Disclosing Dirty Laundry?
Lawyers need to be very careful they don’t become embroiled in money laundering, says Reuben Guttman of Guttman, Buschner & Brooks PLLC.
BOSTON, MASS — At the melting pot of nation and culture that is the 2013 International Bar Association Convention, participants at a panel on money laundering debated the obligation of lawyers to make reports of illegal conduct to regulators.
Stephen Revell of Freshfields in Singapore noted that the question of a lawyer’s obligation to disclose suspicious activity that could involve money laundering is a question for transactional lawyers and not criminal defense lawyers who are defending those accused of money laundering.
For the transactional lawyer, said Enide Perez, a Professor of Law at The Hague, there is a “risk of the lawyer becoming involved in the laundering.”
Under ethics rules covering most US jurisdictions, a lawyer is permitted to disclose the potential for unlawful conduct to regulators only after an effort has been made to address the problem internally within the organization. The policy behind the rule is to allow, in certain circumstances, disclosures necessary to prevent substantial injury to an organization. If, however, the lawyer’s services are being used in furtherance of the violation, the lawyer is allowed to disclose confidential information and may be required to withdraw from representing the organization.
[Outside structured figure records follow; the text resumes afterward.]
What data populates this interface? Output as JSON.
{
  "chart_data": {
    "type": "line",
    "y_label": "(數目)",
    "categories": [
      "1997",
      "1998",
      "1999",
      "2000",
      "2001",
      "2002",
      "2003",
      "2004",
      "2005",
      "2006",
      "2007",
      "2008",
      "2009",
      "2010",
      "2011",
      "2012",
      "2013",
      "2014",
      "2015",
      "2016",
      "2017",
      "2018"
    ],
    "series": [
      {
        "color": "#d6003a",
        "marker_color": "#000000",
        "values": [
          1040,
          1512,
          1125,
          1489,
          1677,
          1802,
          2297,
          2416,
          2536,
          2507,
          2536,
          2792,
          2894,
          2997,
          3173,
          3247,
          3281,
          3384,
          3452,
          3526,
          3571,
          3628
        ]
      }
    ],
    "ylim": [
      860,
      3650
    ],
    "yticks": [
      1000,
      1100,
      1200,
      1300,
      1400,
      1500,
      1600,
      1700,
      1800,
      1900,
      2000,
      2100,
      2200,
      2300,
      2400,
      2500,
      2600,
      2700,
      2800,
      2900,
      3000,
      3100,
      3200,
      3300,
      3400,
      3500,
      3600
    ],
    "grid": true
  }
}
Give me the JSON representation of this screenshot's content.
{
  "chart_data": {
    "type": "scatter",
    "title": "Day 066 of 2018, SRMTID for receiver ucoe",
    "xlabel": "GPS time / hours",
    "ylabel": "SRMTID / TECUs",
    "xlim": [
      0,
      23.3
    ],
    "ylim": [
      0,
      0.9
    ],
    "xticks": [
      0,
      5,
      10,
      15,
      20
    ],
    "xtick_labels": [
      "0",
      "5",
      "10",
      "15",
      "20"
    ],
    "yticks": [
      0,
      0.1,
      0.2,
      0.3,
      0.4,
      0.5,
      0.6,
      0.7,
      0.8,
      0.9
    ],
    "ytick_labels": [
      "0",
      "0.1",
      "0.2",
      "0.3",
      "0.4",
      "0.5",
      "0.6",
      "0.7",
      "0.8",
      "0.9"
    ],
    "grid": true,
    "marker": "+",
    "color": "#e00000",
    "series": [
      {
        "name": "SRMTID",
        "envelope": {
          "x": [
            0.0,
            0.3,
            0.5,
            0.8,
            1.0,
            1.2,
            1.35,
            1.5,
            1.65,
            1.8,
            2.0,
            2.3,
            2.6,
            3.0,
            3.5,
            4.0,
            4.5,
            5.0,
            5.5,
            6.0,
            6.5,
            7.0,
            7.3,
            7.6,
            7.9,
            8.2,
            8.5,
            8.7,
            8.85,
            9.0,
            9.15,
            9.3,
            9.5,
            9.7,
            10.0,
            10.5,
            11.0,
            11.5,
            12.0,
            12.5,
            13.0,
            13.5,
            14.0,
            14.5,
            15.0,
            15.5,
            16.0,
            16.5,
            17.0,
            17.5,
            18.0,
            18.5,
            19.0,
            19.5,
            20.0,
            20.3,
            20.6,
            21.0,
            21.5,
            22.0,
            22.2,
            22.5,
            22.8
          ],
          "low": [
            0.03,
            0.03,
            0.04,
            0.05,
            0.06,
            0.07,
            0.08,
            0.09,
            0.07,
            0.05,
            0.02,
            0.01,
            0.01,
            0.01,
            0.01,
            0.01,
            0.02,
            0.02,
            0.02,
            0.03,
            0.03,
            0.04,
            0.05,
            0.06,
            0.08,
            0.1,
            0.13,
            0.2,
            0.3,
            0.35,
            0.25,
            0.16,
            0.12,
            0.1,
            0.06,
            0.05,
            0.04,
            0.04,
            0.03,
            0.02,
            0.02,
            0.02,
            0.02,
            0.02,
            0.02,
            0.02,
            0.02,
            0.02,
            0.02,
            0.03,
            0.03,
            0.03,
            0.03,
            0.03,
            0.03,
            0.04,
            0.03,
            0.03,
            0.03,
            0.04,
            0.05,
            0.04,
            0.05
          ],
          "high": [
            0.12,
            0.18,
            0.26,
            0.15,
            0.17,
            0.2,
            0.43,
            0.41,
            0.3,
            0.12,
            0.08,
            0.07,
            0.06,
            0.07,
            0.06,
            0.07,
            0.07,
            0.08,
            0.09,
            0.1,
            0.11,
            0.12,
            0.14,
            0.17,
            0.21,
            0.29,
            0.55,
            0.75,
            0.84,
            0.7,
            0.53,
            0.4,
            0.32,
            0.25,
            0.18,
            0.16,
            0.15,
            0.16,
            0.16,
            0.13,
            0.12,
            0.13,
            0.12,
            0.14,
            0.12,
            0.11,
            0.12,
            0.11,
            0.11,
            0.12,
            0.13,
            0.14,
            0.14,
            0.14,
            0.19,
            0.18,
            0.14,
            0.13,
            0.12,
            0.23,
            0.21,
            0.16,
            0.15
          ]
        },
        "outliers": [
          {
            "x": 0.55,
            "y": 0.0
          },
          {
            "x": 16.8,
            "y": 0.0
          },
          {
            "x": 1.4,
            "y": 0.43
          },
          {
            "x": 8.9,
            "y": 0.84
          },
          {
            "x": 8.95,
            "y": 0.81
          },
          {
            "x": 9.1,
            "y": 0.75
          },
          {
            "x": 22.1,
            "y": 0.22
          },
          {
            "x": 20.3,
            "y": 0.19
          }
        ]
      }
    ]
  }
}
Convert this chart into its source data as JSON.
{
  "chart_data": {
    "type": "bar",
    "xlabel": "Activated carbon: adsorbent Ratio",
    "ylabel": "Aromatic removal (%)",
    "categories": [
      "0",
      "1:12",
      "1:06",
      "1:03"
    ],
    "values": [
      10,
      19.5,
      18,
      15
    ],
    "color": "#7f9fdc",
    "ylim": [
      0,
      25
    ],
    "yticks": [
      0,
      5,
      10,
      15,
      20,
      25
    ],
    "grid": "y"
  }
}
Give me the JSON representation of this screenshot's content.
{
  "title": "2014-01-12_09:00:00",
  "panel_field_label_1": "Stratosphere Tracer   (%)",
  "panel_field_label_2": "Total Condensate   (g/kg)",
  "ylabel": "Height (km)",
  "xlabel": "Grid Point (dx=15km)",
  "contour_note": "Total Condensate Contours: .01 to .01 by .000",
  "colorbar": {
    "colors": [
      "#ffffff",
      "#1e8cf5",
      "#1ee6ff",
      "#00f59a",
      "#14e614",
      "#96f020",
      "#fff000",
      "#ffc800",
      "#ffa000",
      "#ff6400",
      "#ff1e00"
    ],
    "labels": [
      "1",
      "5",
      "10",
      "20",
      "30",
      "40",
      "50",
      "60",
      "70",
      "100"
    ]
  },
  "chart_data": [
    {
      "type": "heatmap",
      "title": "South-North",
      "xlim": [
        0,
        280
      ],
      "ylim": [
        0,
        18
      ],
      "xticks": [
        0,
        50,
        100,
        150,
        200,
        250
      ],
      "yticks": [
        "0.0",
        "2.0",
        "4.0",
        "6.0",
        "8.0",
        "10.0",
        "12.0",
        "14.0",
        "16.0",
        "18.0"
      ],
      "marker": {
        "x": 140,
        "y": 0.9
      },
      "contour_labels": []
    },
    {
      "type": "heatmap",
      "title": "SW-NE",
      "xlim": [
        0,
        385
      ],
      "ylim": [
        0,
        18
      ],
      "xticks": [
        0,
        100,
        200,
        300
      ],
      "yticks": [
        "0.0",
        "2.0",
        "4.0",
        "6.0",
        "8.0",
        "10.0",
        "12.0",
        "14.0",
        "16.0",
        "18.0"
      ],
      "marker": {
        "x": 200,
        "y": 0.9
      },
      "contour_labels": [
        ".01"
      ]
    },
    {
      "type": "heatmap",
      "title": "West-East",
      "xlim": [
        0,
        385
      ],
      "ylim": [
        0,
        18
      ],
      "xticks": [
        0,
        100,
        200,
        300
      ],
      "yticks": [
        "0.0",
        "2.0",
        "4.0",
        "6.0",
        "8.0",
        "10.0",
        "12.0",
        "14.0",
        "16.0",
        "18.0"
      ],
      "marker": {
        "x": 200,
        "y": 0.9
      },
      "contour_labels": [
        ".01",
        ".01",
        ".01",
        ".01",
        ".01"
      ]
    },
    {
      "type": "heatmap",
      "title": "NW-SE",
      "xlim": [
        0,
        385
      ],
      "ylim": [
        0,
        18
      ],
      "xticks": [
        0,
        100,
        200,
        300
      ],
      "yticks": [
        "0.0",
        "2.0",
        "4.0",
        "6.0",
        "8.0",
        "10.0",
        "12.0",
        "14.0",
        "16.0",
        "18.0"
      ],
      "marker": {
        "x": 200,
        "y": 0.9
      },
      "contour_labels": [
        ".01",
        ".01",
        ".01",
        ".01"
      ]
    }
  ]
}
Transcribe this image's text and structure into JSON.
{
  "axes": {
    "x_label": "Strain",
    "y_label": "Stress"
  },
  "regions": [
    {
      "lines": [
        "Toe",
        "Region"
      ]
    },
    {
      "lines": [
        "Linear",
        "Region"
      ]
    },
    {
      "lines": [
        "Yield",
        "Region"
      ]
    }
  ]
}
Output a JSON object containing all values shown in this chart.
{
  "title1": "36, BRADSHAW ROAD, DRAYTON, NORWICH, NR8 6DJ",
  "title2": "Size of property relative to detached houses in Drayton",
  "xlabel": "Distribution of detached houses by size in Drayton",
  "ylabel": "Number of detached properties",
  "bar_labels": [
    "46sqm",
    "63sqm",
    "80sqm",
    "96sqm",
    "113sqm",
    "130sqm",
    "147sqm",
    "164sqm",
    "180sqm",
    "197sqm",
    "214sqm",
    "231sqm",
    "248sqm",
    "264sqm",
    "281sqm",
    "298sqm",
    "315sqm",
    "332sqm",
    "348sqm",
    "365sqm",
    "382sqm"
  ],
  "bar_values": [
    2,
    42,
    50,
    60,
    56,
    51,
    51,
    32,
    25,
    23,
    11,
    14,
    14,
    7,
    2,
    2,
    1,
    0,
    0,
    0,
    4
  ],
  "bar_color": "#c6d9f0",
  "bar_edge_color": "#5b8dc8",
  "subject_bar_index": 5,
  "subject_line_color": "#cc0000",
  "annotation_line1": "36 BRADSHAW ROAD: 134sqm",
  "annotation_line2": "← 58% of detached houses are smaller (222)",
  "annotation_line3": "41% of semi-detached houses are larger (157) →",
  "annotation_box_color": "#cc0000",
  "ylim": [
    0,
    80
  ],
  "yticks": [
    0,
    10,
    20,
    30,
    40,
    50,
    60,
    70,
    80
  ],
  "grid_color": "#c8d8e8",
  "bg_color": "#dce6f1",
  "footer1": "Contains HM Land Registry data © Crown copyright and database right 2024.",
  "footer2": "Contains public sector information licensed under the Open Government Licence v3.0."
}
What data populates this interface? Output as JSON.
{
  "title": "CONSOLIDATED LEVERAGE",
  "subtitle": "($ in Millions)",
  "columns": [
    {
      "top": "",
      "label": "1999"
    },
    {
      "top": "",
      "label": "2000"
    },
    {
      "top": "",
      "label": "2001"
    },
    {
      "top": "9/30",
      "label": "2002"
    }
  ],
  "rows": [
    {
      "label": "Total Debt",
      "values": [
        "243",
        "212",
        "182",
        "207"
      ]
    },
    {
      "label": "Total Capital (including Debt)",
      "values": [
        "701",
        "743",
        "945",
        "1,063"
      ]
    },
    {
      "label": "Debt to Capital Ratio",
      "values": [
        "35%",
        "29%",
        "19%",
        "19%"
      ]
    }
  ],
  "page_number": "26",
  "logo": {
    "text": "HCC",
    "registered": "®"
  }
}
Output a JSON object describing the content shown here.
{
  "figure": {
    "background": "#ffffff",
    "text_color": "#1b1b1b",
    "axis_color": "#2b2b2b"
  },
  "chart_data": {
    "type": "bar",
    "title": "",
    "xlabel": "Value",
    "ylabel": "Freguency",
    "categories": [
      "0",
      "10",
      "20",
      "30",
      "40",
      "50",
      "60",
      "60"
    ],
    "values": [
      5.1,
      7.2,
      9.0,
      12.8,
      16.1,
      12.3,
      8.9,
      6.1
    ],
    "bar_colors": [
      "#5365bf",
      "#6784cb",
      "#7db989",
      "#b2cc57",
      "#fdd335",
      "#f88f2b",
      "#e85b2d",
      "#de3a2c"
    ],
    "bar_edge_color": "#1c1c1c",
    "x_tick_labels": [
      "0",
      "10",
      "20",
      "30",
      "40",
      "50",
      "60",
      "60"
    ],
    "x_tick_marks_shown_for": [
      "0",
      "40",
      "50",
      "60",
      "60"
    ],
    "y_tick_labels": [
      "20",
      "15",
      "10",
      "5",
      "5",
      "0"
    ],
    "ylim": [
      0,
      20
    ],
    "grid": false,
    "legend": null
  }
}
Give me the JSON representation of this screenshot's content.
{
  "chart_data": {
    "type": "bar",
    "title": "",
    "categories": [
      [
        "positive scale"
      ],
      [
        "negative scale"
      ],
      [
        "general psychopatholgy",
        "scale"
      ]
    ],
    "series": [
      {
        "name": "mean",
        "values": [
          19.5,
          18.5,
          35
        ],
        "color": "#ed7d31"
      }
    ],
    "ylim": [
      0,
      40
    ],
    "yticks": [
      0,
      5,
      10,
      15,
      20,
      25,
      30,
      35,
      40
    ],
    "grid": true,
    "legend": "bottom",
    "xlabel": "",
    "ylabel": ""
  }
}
Mauro Wolfe of U.S.-based Duane Morris agreed that as an international norm, lawyers should give their clients an opportunity to “purge corruption out of the transaction.” And Wolfe suggested that attorneys “should have a discussion with the client” to determine whether the suspicion is well founded.
While money laundering has varying definitions, its purpose is to hide the proceeds of crime. Panelists described how cross-border money laundering schemes involve the conversion of cash into big tickets assets – including jets and yachts – which can be sold and converted back to cash. “Once crooked money becomes an asset it gets lost” to investigators, noted Revell.
Thirty-four countries, including the United States and the United Kingdom, have been working together to create standards to promote effectively effective implementation of legal, regulatory, and operational measures to combat money laundering, terrorist financing, and other related threats to the international financial system through the Financial Action Task Force (FATF) for the past three decades. The standards created by this inter-governmental agency are used by more than 180 governments to combat money laundering and other financial crimes and were most recently updated in February 2012.
In addition to participating in the formulation of international standards for legal protections against money laundering though the FATF, Mouro noted that that US Department of Justice (DOJ) has treaties with foreign nations for the cooperation in investigating matters of money laundering. If the wrongful conduct touches the US, Mauro opined that “at least 20 US Attorney offices would be interested” in investigation.
And does a lawyer walk away from a client whose conduct may involve suspicious activity? “Sacking the client may only pass the problem to another lawyer,” opined Revell.